4.13. [Appellant] stelt voorts dat het onderscheid in beloning dat resulteert uit het beleid om van geval tot geval individuele afspraken te maken over het wel of niet toezeggen van een pensioenregeling strijdig met de eisen van goed werkgeverschap dan wel willekeur oplevert.
4.14. Voor de beantwoording van de vraag of verschillen in beloning welke resulteren uit individuele afspraken strijd met goed werkgeverschap opleveren, is beslissend of deze verschillen naar maatstaven van redelijkheid en billijkheid onaanvaardbaar zijn. Naar het oordeel van het hof is daarvan in dit geval geen sprake. Sykes heeft genoegzaam aangetoond dat zij met de staffunctionarissen individuele afspraken over arbeidsvoorwaarden, waaronder de pensioenregeling, maakte.
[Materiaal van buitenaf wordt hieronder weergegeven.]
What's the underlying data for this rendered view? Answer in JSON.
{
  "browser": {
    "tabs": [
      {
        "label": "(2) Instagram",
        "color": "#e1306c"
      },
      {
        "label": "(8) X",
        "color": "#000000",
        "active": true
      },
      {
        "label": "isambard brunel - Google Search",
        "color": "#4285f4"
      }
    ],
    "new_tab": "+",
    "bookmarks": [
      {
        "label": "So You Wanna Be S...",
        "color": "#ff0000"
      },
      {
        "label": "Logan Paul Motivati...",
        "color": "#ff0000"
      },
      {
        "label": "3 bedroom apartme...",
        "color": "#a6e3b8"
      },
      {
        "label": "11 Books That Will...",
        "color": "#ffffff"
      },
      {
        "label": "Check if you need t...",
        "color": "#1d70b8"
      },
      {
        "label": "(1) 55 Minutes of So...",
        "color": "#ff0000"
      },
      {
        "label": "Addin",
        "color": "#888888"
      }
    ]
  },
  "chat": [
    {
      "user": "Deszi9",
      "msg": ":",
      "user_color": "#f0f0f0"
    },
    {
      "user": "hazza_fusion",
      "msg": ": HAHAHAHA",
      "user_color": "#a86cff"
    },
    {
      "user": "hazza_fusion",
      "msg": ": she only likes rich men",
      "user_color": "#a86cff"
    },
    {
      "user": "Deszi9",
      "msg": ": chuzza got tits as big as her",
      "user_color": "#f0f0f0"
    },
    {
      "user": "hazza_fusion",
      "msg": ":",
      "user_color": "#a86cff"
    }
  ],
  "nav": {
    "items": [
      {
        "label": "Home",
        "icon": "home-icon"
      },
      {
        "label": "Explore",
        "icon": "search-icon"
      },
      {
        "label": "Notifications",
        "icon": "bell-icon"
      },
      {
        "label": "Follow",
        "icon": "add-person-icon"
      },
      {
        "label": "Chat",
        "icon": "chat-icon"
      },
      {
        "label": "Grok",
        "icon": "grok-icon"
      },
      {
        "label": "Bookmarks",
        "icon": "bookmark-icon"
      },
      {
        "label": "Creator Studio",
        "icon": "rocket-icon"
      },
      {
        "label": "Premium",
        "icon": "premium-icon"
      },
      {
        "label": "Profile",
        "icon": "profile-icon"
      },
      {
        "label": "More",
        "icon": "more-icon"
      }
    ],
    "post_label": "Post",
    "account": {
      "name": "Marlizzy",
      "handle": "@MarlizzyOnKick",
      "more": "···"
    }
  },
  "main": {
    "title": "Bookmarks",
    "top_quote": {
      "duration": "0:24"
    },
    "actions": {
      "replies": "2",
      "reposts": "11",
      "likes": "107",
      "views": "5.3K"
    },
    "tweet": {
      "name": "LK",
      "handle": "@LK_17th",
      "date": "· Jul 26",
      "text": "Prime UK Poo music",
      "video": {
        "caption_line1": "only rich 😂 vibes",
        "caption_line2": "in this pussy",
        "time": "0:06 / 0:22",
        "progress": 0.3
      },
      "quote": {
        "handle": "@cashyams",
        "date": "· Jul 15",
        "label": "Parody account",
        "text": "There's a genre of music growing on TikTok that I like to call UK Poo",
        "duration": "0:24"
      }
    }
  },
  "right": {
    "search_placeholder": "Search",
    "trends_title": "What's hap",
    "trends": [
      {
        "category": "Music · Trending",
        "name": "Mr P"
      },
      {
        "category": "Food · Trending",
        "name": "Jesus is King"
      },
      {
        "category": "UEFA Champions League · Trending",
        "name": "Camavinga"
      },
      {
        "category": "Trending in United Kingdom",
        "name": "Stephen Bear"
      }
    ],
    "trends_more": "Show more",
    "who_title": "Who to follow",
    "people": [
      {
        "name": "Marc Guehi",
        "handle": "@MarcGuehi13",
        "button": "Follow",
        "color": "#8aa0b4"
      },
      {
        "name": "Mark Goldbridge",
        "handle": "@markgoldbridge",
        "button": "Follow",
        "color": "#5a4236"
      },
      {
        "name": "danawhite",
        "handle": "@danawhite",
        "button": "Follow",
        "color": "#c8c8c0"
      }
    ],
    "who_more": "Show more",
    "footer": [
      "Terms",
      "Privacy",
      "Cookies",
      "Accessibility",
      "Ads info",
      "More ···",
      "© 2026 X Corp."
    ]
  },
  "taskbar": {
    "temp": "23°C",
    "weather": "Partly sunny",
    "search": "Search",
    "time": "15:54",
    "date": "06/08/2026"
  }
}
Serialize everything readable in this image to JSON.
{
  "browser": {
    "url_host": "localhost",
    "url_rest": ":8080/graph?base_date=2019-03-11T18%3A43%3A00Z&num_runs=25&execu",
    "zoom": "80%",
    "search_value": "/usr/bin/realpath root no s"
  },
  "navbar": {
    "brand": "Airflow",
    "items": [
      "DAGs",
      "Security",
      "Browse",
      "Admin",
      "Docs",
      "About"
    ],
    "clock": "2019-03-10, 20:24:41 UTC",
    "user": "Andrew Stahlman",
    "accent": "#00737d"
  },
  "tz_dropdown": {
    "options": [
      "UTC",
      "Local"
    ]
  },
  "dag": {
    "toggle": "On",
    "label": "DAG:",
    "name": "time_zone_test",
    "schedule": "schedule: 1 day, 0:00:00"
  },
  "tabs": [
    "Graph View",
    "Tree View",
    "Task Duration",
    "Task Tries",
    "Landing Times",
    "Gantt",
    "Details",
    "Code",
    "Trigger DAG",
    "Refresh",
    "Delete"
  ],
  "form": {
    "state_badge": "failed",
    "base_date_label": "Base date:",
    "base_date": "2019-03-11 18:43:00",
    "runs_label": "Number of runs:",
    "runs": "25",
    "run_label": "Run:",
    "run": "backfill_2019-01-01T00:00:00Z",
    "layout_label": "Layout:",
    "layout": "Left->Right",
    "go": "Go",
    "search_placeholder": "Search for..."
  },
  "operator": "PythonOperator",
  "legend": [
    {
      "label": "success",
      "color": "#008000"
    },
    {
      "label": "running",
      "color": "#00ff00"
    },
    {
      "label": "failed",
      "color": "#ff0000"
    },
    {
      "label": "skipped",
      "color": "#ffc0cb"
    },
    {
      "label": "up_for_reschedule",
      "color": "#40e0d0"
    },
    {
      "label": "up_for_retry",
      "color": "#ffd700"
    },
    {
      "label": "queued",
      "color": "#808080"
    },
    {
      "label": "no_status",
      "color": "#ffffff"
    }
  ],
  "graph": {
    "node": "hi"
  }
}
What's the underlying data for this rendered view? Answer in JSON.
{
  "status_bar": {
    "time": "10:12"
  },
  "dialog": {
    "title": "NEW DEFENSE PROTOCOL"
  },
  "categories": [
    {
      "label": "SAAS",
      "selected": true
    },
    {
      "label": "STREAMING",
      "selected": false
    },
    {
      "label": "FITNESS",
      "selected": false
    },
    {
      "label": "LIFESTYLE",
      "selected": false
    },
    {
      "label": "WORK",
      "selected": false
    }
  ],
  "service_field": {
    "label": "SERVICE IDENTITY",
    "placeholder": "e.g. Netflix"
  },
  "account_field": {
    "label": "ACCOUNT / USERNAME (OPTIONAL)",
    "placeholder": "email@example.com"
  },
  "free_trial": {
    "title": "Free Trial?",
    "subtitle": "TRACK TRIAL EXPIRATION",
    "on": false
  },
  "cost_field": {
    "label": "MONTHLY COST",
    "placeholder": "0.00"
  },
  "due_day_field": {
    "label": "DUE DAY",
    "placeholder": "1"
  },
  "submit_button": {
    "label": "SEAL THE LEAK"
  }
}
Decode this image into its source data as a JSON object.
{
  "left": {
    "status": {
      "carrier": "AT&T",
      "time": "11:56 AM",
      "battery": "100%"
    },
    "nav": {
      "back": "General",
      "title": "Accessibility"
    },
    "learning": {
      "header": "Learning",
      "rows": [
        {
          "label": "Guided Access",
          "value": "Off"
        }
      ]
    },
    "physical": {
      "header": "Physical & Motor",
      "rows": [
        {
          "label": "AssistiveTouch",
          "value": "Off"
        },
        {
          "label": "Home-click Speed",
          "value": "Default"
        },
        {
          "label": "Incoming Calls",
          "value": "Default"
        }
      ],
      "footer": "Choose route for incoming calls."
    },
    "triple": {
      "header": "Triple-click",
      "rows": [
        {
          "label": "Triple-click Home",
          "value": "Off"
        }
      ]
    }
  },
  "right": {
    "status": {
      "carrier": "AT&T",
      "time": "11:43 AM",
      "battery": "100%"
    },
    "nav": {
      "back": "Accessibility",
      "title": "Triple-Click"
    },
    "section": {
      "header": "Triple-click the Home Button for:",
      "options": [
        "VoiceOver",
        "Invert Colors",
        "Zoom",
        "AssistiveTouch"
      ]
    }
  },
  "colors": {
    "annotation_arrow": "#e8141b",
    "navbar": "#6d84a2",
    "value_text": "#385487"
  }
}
Gelet op het uitgangspunt dat een werkgever niet verplicht is een pensioenregeling open te stellen voor haar werknemers, kan niet worden gezegd dat dit beleid op het gebied van de pensioenen tot onaanvaardbare uitkomsten heeft geleid. Hierbij wordt in aanmerking genomen dat uit de onder 4.1.3 aangehaalde brief van 28 december 2007 blijkt dat Sykes duidelijk placht te communiceren dat er binnen haar onderneming geen collectieve pensioenregeling gold. Ten slotte is niet onderbouwd dat het door Sykes gevoerde beloningsbeleid op dit punt tot willekeur heeft geleid. Ook in zoverre faalt grief 8.
5. Slotsom en kosten
De grieven falen. Het bestreden vonnis zal worden bekrachtigd. [Appellant] zal als de in het ongelijk gestelde partij worden veroordeeld in de proceskosten in principaal appel. Voor een proceskostenveroordeling in incidenteel appel bestaat geen grond, nu Sykes in eerste aanleg volledig in het gelijk is gesteld en belang mist bij het instellen van incidenteel appel.
bekrachtigt het bestreden vonnis;
veroordeelt [Appellant] in de kosten van het principale hoger beroep en begroot deze kosten tot aan deze uitspraak aan de zijde van Sykes op € 262,- wegens verschotten en € 894,- wegens salaris.
Dit arrest is gewezen door mrs. A.M.A. Verscheure, W.J. van den Bergh en A.R. Sturhoofd, en door de rolraadsheer in het openbaar uitgesproken op 28 december 2010.